All houses foster abundant social opportunities, including dances, theme nights, intramural athletic games and off-campus day and weekend trips. Each type of residence offers a distinct lifestyle that tries to meet the needs of Stanford's diverse student body.

Dining

Dining at Stanford is residentially based and, as such, the dining table becomes an intimate space not only to share good company but also to discuss, debate and exchange ideas and perspectives. Students living on campus are required to purchase a meal plan and typically eat in the dining hall located within their dormitory (but they are welcome to eat at any of the dining halls on campus.)

Stanford Dining leads the industry in its commitment to providing the highest quality, best-tasting and most diverse menus possible. Award-winning chefs bring years of experience when preparing an extensive selection of regional and international cuisine.

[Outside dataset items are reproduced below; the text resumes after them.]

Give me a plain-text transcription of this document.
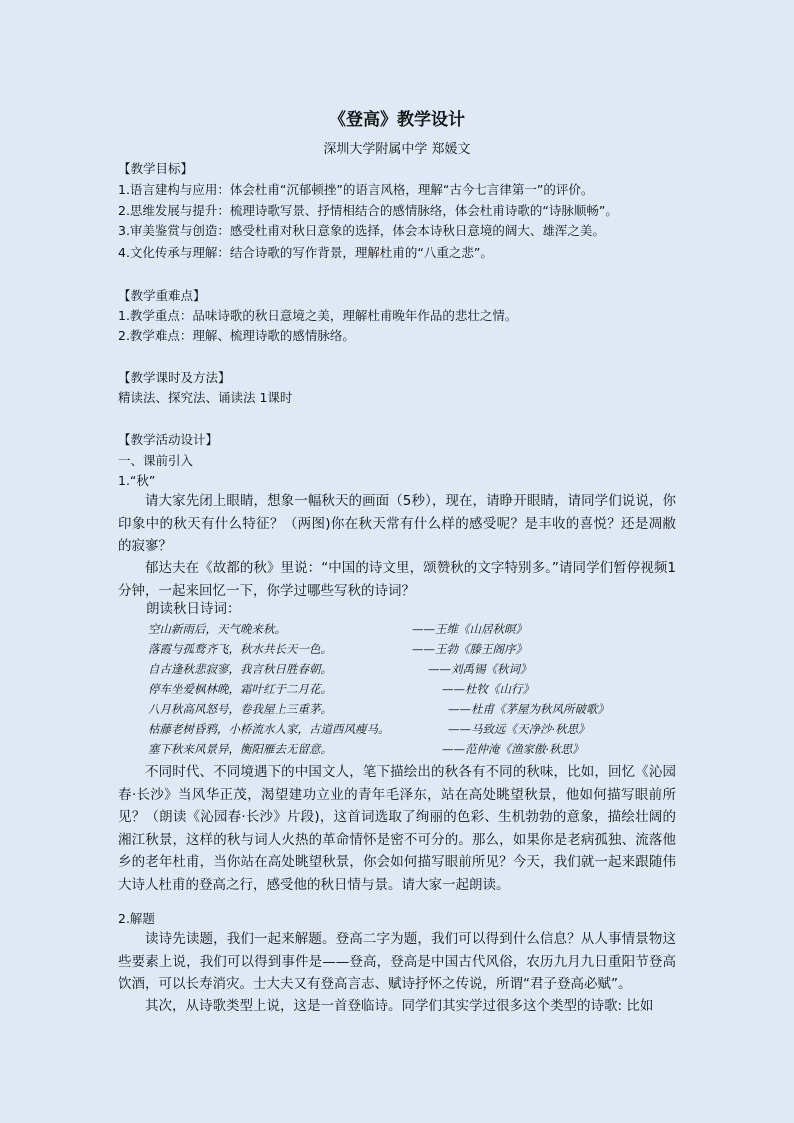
《登高》教学设计
深圳大学附属中学 郑媛文
【教学目标】
1.语言建构与应用：体会杜甫“沉郁顿挫”的语言风格，理解“古今七言律第一”的评价。
2.思维发展与提升：梳理诗歌写景、抒情相结合的感情脉络，体会杜甫诗歌的“诗脉顺畅”。
3.审美鉴赏与创造：感受杜甫对秋日意象的选择，体会本诗秋日意境的阔大、雄浑之美。
4.文化传承与理解：结合诗歌的写作背景，理解杜甫的“八重之悲”。
【教学重难点】
1.教学重点：品味诗歌的秋日意境之美，理解杜甫晚年作品的悲壮之情。
2.教学难点：理解、梳理诗歌的感情脉络。
【教学课时及方法】
精读法、探究法、诵读法 1课时
【教学活动设计】
一、课前引入
1.“秋”
请大家先闭上眼睛，想象一幅秋天的画面（5秒），现在，请睁开眼睛，请同学们说说，你印象中的秋天有什么特征？（两图)你在秋天常有什么样的感受呢？是丰收的喜悦？还是凋敝的寂寥？
郁达夫在《故都的秋》里说：“中国的诗文里，颂赞秋的文字特别多。”请同学们暂停视频1分钟，一起来回忆一下，你学过哪些写秋的诗词？
朗读秋日诗词：
空山新雨后，天气晚来秋。	——王维《山居秋暝》
落霞与孤鹜齐飞，秋水共长天一色。	——王勃《滕王阁序》
自古逢秋悲寂寥，我言秋日胜春朝。	——刘禹锡《秋词》
停车坐爱枫林晚，霜叶红于二月花。	——杜牧《山行》
八月秋高风怒号，卷我屋上三重茅。	——杜甫《茅屋为秋风所破歌》
枯藤老树昏鸦，小桥流水人家，古道西风瘦马。	——马致远《天净沙·秋思》
塞下秋来风景异，衡阳雁去无留意。	——范仲淹《渔家傲·秋思》
不同时代、不同境遇下的中国文人，笔下描绘出的秋各有不同的秋味，比如，回忆《沁园春·长沙》当风华正茂，渴望建功立业的青年毛泽东，站在高处眺望秋景，他如何描写眼前所见？（朗读《沁园春·长沙》片段)，这首词选取了绚丽的色彩、生机勃勃的意象，描绘壮阔的湘江秋景，这样的秋与词人火热的革命情怀是密不可分的。那么，如果你是老病孤独、流落他乡的老年杜甫，当你站在高处眺望秋景，你会如何描写眼前所见？今天，我们就一起来跟随伟大诗人杜甫的登高之行，感受他的秋日情与景。请大家一起朗读。
2.解题
读诗先读题，我们一起来解题。登高二字为题，我们可以得到什么信息？从人事情景物这些要素上说，我们可以得到事件是——登高，登高是中国古代风俗，农历九月九日重阳节登高饮酒，可以长寿消灾。士大夫又有登高言志、赋诗抒怀之传说，所谓“君子登高必赋”。
其次，从诗歌类型上说，这是一首登临诗。同学们其实学过很多这个类型的诗歌: 比如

  • Gluten-free Dining - Stanford Dining offers gluten-free foods in the dining halls. Stanford Dining has a Gluten-Free Micro-Kitchen at Arrillaga Family Dining Commons . This isolated area contains a designated cabinet, freezer, microwave and toaster to allow those who are allergic to gluten to find additional foods, condiments (all gluten-free) and appliances to finish preparing their meals.
  • Halal Dining - Stanford Dining is committed to accommodating Muslim students’ dietary needs, including guaranteeing halal options at every meal and hosting special meals to celebrate Muslim holidays.
  • Kosher Dining - Stanford Dining has created a kosher dinner program in Florence Moore dining hall .
  • Peanut and Tree Nut Sensitive Program - In response to a clear need for peanut and tree nut allergy awareness in university dining services nationwide, Stanford Dining has made Ricker Dining the first on-campus dining facility in the country to designate itself a peanut and tree nut sensitive environment.   
  • Vegetarian / Vegan Dining - All dining halls serve vegan and vegetarian main entrees at every meal service.

Eating Outside the Dining Halls

You may choose to eat meals at a Self-Operated House or Self-Op, where student residents and non-resident eating associates manage the operation of the house's meal service and hire a house cook.

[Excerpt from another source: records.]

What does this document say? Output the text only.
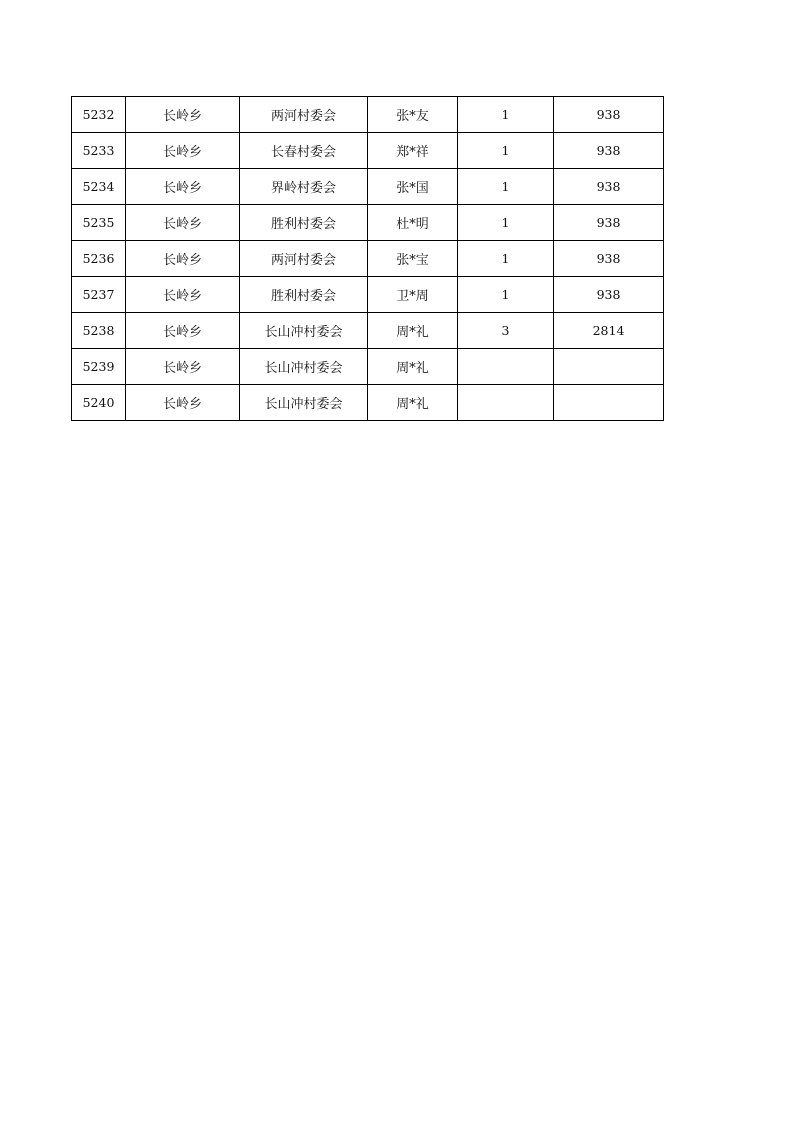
5232	长岭乡	两河村委会	张*友	1	938
5233	长岭乡	长春村委会	郑*祥	1	938
5234	长岭乡	界岭村委会	张*国	1	938
5235	长岭乡	胜利村委会	杜*明	1	938
5236	长岭乡	两河村委会	张*宝	1	938
5237	长岭乡	胜利村委会	卫*周	1	938
5238	长岭乡	长山冲村委会	周*礼	3	2814
5239	长岭乡	长山冲村委会	周*礼		
5240	长岭乡	长山冲村委会	周*礼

You may choose to eat meals at a Cooperative House or Co-Op, where there is a student-managed meal service. Residents and nonresident eating associates manage the house meal service and prepare all meals together. Eating associates at Co-Ops are required to work 2-5 hours per week planning, cooking and serving meals. Because students prepare all meals, co-op board plans cost less than other meal plans at Stanford.

Between classes and student activities, it is sometimes a challenge to eat in a residential dining hall. There are a number of additional campus eateries that provide opportunities to grab a quick bite for students and visitors alike.